Two thirds of this traffic came from languages other than Spanish, so if you are already targeting English searches on Spanish browsers, you are still leaving the majority of the traffic on the table.
So, how should you go about capturing all of this incremental traffic?
Best Practices for Targeting Non-English Browsers
The simplest method you might think to use it to just target all of the other languages with your current campaigns. However, there are a couple of reasons why this is a bad idea:
- First, the conversion rate of users that search in English using other language browsers is still significantly lower than those searching on English browsers, so bidding this traffic effectively requires a separate campaign.
- The second reason is that Google will match broad match keywords that do not contain broad match modifier with search queries in entirely different languages.
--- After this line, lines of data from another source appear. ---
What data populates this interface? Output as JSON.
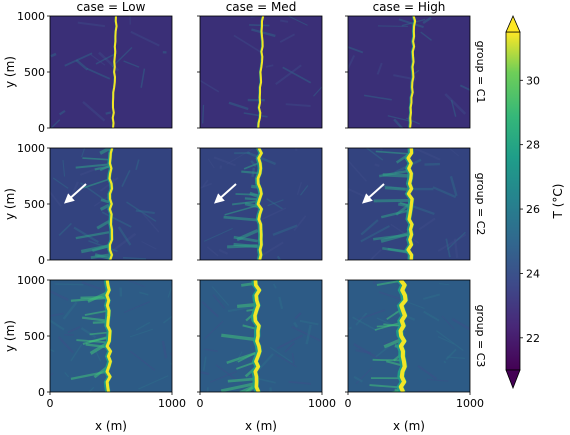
{
  "chart_data": {
    "type": "heatmap",
    "column_titles": [
      "case = Low",
      "case = Med",
      "case = High"
    ],
    "row_titles": [
      "group = C1",
      "group = C2",
      "group = C3"
    ],
    "xlabel": "x (m)",
    "ylabel": "y (m)",
    "x_ticks": [
      "0",
      "1000"
    ],
    "y_ticks": [
      "0",
      "500",
      "1000"
    ],
    "xlim": [
      0,
      1000
    ],
    "ylim": [
      0,
      1000
    ],
    "colorbar": {
      "label": "T (°C)",
      "ticks": [
        "22",
        "24",
        "26",
        "28",
        "30"
      ],
      "range": [
        21,
        31.5
      ],
      "colormap": "viridis",
      "extend": "both"
    },
    "front_x_m": [
      [
        530,
        500,
        530
      ],
      [
        500,
        490,
        510
      ],
      [
        480,
        470,
        450
      ]
    ],
    "front_width_m": [
      [
        20,
        25,
        30
      ],
      [
        40,
        50,
        60
      ],
      [
        55,
        65,
        75
      ]
    ],
    "wind_arrows_group": "group = C2",
    "colors": {
      "background_field": "#3b2f78",
      "front_peak": "#f2e526"
    }
  }
}
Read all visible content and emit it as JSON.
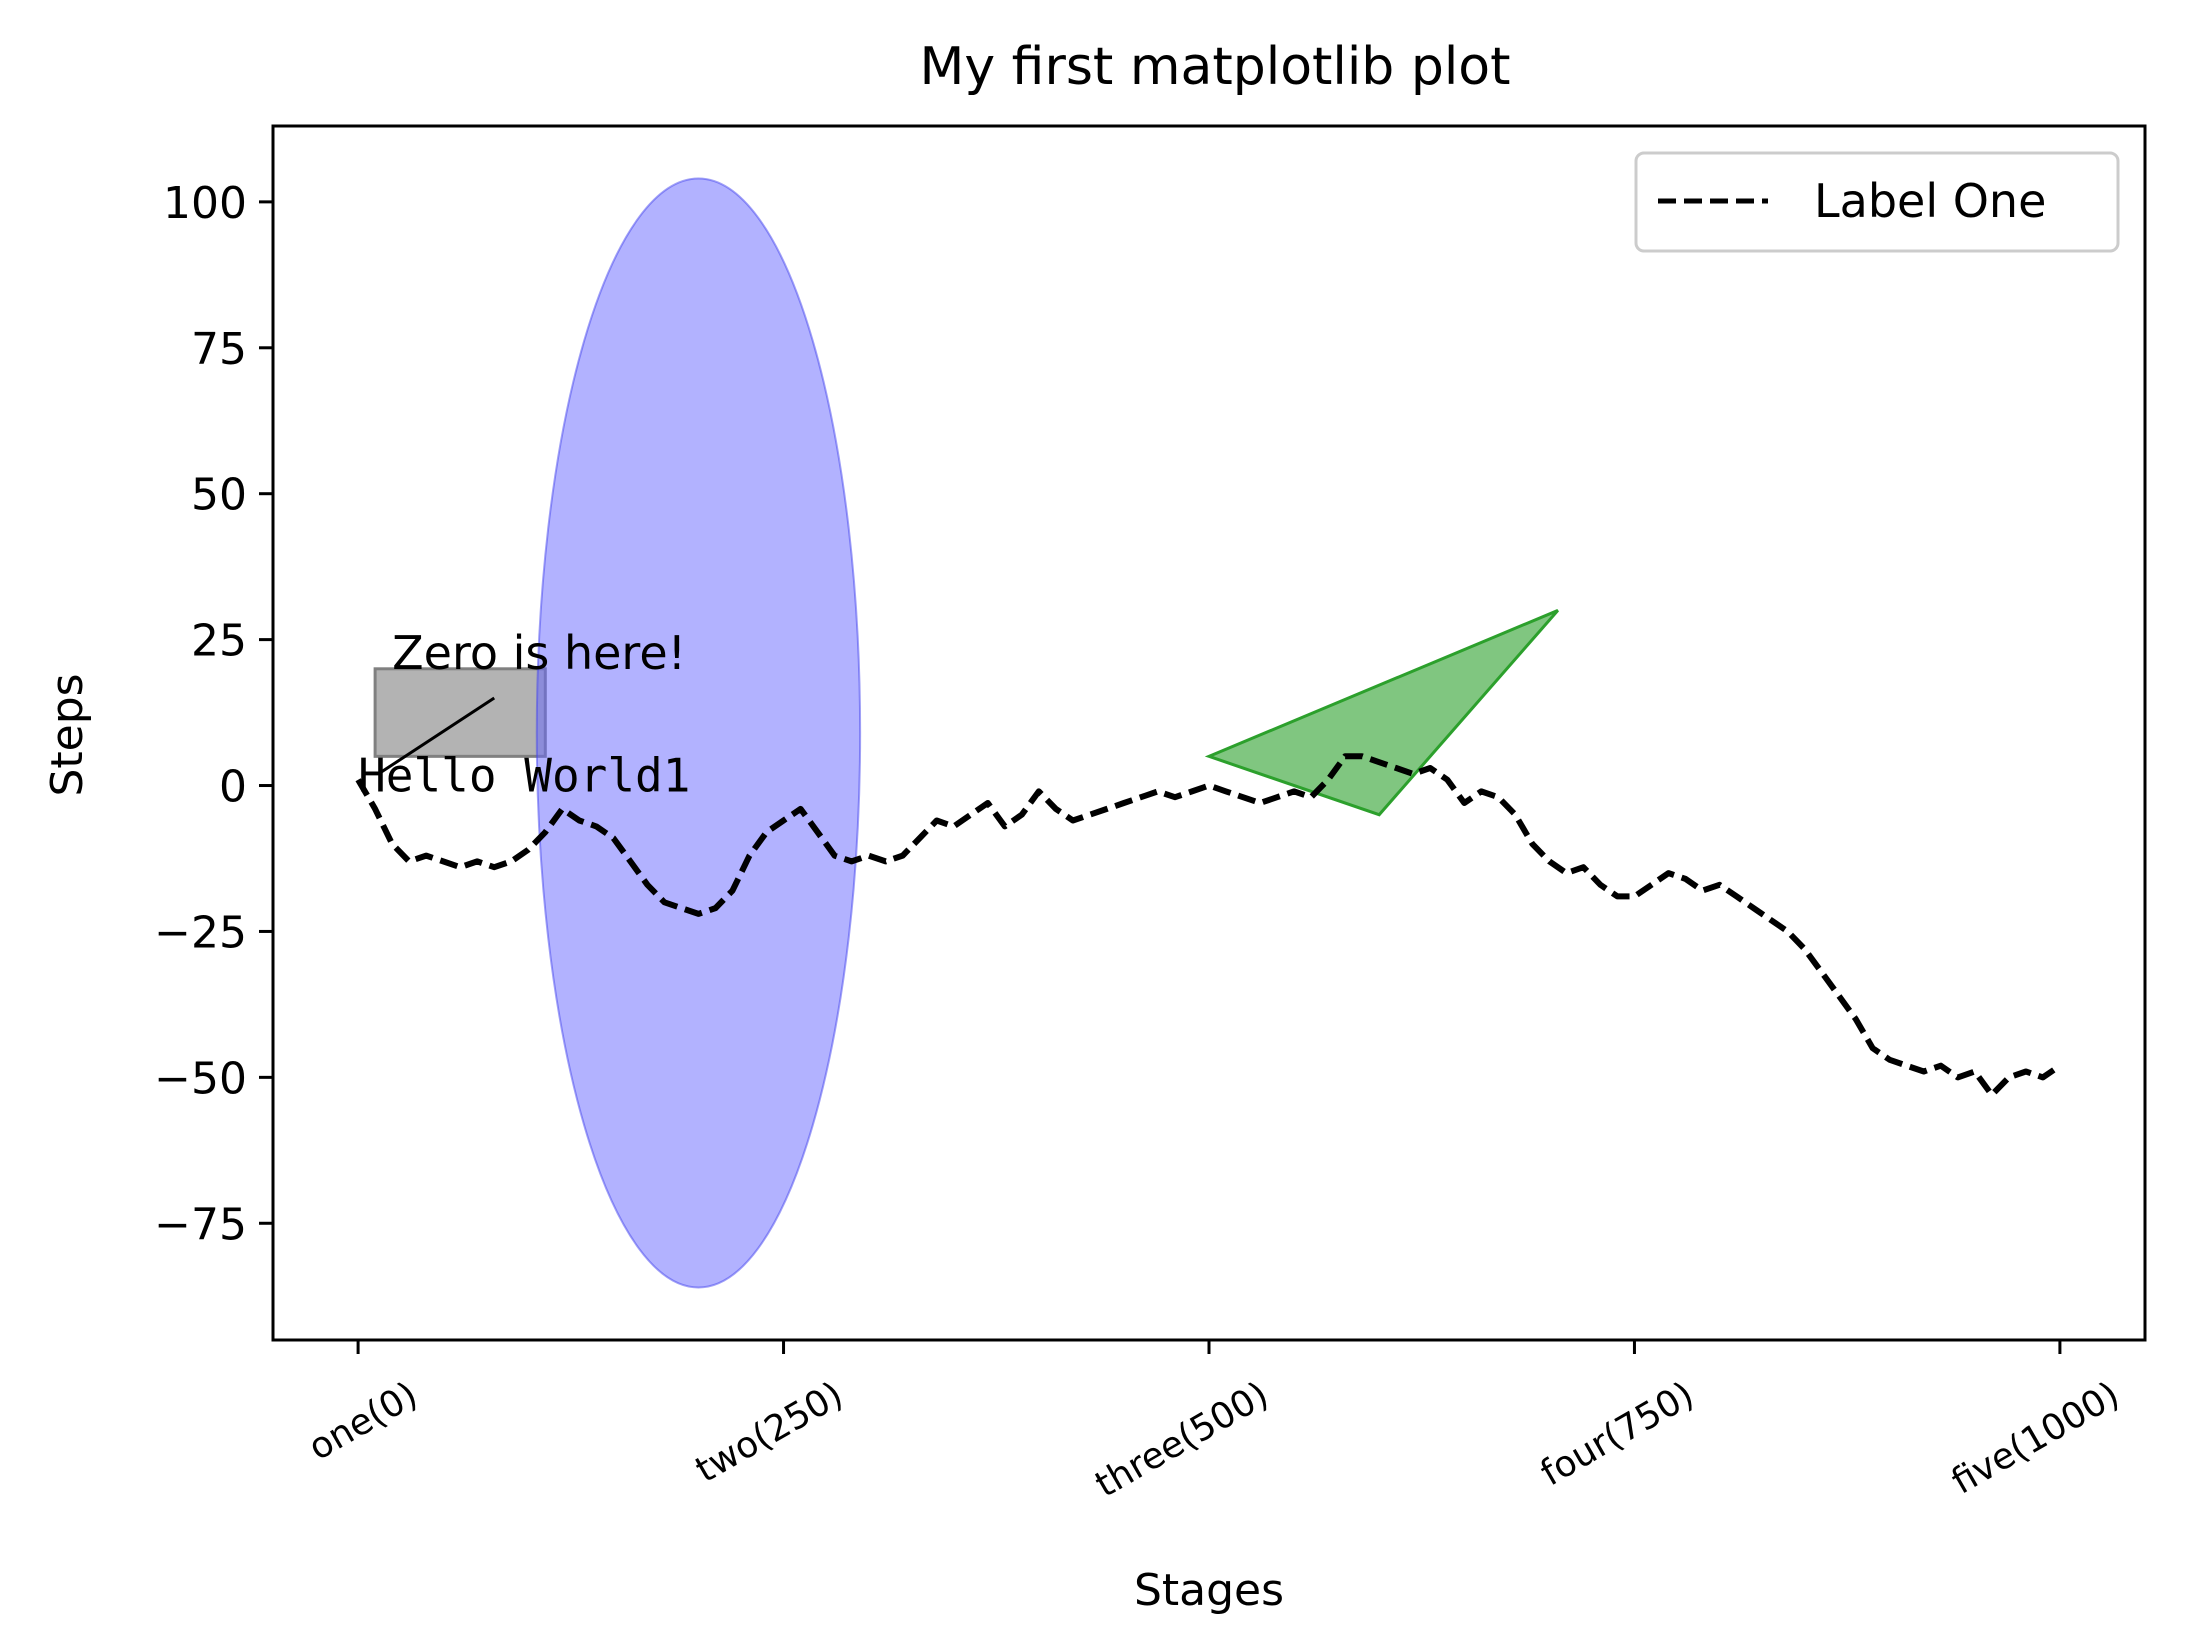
{
  "chart_data": {
    "type": "line",
    "title": "My first matplotlib plot",
    "xlabel": "Stages",
    "ylabel": "Steps",
    "xlim": [
      -50,
      1050
    ],
    "ylim": [
      -95,
      113
    ],
    "xticks": [
      {
        "value": 0,
        "label": "one(0)"
      },
      {
        "value": 250,
        "label": "two(250)"
      },
      {
        "value": 500,
        "label": "three(500)"
      },
      {
        "value": 750,
        "label": "four(750)"
      },
      {
        "value": 1000,
        "label": "five(1000)"
      }
    ],
    "yticks": [
      {
        "value": 100,
        "label": "100"
      },
      {
        "value": 75,
        "label": "75"
      },
      {
        "value": 50,
        "label": "50"
      },
      {
        "value": 25,
        "label": "25"
      },
      {
        "value": 0,
        "label": "0"
      },
      {
        "value": -25,
        "label": "−25"
      },
      {
        "value": -50,
        "label": "−50"
      },
      {
        "value": -75,
        "label": "−75"
      }
    ],
    "legend": {
      "position": "top-right",
      "entries": [
        {
          "label": "Label One",
          "style": "dashed",
          "color": "#000000"
        }
      ]
    },
    "series": [
      {
        "name": "Label One",
        "color": "#000000",
        "style": "dashed",
        "x": [
          0,
          10,
          20,
          30,
          40,
          50,
          60,
          70,
          80,
          90,
          100,
          110,
          120,
          130,
          140,
          150,
          160,
          170,
          180,
          190,
          200,
          210,
          220,
          230,
          240,
          250,
          260,
          270,
          280,
          290,
          300,
          310,
          320,
          330,
          340,
          350,
          360,
          370,
          380,
          390,
          400,
          410,
          420,
          430,
          440,
          450,
          460,
          470,
          480,
          490,
          500,
          510,
          520,
          530,
          540,
          550,
          560,
          570,
          580,
          590,
          600,
          610,
          620,
          630,
          640,
          650,
          660,
          670,
          680,
          690,
          700,
          710,
          720,
          730,
          740,
          750,
          760,
          770,
          780,
          790,
          800,
          810,
          820,
          830,
          840,
          850,
          860,
          870,
          880,
          890,
          900,
          910,
          920,
          930,
          940,
          950,
          960,
          970,
          980,
          990,
          1000
        ],
        "y": [
          1,
          -4,
          -10,
          -13,
          -12,
          -13,
          -14,
          -13,
          -14,
          -13,
          -11,
          -8,
          -4,
          -6,
          -7,
          -9,
          -13,
          -17,
          -20,
          -21,
          -22,
          -21,
          -18,
          -12,
          -8,
          -6,
          -4,
          -8,
          -12,
          -13,
          -12,
          -13,
          -12,
          -9,
          -6,
          -7,
          -5,
          -3,
          -7,
          -5,
          -1,
          -4,
          -6,
          -5,
          -4,
          -3,
          -2,
          -1,
          -2,
          -1,
          0,
          -1,
          -2,
          -3,
          -2,
          -1,
          -2,
          1,
          5,
          5,
          4,
          3,
          2,
          3,
          1,
          -3,
          -1,
          -2,
          -5,
          -10,
          -13,
          -15,
          -14,
          -17,
          -19,
          -19,
          -17,
          -15,
          -16,
          -18,
          -17,
          -19,
          -21,
          -23,
          -25,
          -28,
          -32,
          -36,
          -40,
          -45,
          -47,
          -48,
          -49,
          -48,
          -50,
          -49,
          -53,
          -50,
          -49,
          -50,
          -48
        ]
      }
    ],
    "annotations": [
      {
        "text": "Zero is here!",
        "x": 20,
        "y": 20,
        "arrow_to": [
          12,
          2
        ],
        "arrow_from": [
          80,
          15
        ]
      },
      {
        "text": "Hello World1",
        "x": 0,
        "y": -1,
        "font": "monospace"
      }
    ],
    "patches": [
      {
        "type": "rectangle",
        "x": 10,
        "y": 5,
        "width": 100,
        "height": 15,
        "color": "#808080",
        "alpha": 0.6
      },
      {
        "type": "ellipse",
        "cx": 200,
        "cy": 9,
        "width": 190,
        "height": 190,
        "color": "#6666ff",
        "alpha": 0.5
      },
      {
        "type": "polygon",
        "points": [
          [
            500,
            5
          ],
          [
            600,
            -5
          ],
          [
            705,
            30
          ]
        ],
        "color": "#2ca02c",
        "alpha": 0.6
      }
    ]
  }
}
You can read more about that here.
Because of these reasons you would want to avoid the temptation of simply tacking on additional language targeting to your already existing campaigns.
The implementation I would recommend for most advertisers who only have an English website would be to launch two new campaigns: One campaign for branded keywords and another one for the top non-brand search queries limited to exact, phrase, and broad match modified terms.
You can slice and dice the language settings of your campaigns in AdWords UI however you want, but it’s easiest to just target all of the other languages at once if you only have an English website.
An important thing to consider at launch is that even if you are only capable of fulfilling orders for US domestic delivery is to check the setting for “People in, searching for, or viewing pages about my targeted location.”
There is quite a bit of international volume from people on other language browsers searching to deliver to the United States. For many advertisers, these searchers also typically produce a higher ROI than those searching within the USA on non-English browsers.
But what about Bing?
Advertising on other language browsers on Bing Ads is both more complicated and more limited. Traffic volume is much lower, and advertisers are only permitted to deliver ad copy and landing pages in a particular language in countries where that language is supported.
It’s still possible to target non-English browsers using English language copy in the countries listed below, including India, Singapore, and Malaysia, with English as their ad language setting, but the breadth of opportunity is significantly lower than Google’s.
Conclusion
Growing a mature paid search account often times takes creative and outside of the box thinking, so continually experimenting, trying out new things, and having an in-depth knowledge of how ads are served by the engines is very important. This is particularly true of language and geographic targeting settings, which advertisers need to fully understand in order to target all relevant searchers.